The Swedish photographer Katinka Goldberg has worked in Norway since 2008, after earning a BA in photography from Edinburgh College of Art in Scotland. She is also a graduate of the Nordic Photo School in Sweden and has had a number of one-woman shows in recent years.
«Throughout my career in photography, I have worked with questions that deal with interpersonal relationships, identity and the longing for a sense of belonging. In my photo book Surfacing (Journal/Gösta Flemming 2011), I tell the story of a close relationship between mother and daughter», Goldberg explains in her application.
The NJP project she will be working on, Shtumer Alef, is a natural continuation, visualising inner events as a consequence of people’s background and family.
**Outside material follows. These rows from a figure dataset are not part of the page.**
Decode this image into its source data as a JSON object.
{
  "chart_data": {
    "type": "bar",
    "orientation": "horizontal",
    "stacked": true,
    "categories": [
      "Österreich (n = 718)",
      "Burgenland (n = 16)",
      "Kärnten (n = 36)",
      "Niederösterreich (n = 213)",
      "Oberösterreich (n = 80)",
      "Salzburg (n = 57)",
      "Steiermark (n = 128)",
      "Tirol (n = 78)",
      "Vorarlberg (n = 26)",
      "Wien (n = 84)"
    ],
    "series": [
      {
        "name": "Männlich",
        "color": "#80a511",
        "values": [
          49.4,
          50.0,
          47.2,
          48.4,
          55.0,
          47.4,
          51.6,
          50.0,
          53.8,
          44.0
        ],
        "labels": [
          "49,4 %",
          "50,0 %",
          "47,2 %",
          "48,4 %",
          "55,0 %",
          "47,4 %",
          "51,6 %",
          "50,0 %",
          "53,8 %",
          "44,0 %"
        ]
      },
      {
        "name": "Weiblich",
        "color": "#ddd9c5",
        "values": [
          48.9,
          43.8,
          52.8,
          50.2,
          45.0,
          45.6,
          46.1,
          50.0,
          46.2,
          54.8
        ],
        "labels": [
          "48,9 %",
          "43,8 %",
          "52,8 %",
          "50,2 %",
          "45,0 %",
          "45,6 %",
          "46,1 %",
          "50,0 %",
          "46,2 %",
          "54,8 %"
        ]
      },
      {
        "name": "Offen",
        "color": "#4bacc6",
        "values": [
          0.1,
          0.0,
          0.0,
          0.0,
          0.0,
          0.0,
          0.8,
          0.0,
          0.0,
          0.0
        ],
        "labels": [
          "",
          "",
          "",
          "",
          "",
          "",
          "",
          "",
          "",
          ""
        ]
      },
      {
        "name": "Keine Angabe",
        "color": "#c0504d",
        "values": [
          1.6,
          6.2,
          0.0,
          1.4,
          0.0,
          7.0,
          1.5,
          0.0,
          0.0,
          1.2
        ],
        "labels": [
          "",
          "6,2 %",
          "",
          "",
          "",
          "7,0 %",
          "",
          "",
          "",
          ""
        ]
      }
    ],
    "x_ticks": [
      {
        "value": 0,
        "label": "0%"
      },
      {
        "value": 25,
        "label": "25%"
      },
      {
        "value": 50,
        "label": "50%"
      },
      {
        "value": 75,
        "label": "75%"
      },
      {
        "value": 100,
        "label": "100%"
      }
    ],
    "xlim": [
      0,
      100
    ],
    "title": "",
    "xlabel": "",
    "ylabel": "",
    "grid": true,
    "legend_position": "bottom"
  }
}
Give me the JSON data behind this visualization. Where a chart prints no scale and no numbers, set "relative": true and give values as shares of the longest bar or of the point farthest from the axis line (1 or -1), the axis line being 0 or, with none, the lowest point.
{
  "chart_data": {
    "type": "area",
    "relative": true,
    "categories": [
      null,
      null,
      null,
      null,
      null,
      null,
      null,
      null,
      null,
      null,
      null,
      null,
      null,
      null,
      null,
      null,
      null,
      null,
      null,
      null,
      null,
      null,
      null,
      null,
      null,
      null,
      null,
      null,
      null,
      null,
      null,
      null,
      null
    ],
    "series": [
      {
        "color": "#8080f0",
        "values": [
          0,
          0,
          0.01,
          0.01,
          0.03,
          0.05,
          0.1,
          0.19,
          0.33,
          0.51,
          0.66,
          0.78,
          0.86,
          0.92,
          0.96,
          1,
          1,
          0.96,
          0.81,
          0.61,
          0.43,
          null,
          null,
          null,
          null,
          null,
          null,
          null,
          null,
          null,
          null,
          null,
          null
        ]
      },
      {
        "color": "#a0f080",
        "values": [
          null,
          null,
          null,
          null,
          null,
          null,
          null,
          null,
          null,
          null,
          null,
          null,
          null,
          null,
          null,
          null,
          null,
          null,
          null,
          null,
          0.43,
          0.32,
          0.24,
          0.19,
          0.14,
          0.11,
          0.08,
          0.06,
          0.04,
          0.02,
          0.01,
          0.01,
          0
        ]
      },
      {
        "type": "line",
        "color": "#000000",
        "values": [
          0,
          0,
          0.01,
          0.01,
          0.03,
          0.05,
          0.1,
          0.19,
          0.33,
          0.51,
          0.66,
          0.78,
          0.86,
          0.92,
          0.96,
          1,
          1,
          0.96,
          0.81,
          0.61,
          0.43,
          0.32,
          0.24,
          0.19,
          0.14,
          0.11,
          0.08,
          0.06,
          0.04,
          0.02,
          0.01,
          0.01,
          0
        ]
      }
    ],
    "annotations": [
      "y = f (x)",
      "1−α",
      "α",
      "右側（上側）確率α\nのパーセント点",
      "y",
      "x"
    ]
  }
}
By learning more about her own family, and her Norwegian material grandmother’s life and fate, Goldberg helps shed light on the relatively unknown story of the Norwegian Jews’ situation during and after the war.
Goldberg’s grandmother managed to flee from the Nazis during World War II. One winter’s day, she fled from her home and family in Trondheim across the border to Sweden. Several Norwegian Jews did the same prior to the mass deportation in 1942. During World War II, it was the Jews who were considered the big problem. Today, the world looks different, but some things do not change. People fleeing and flight in general are a very hot topic, which Goldberg will address through from her own personal perspective and that of her family. She will also travel to the countries and areas of the world that touched her family’s life and fate, thus linking their stories together into a larger historic perspective.
«How does one tell a story of infinite suffering without defining one’s self and earlier generations as victims? For me, this is one of reasons that it is important to not carry the memories of war quietly inside us. I believe the greatest sense of liberation comes from not seeing themselves and their people as victims.»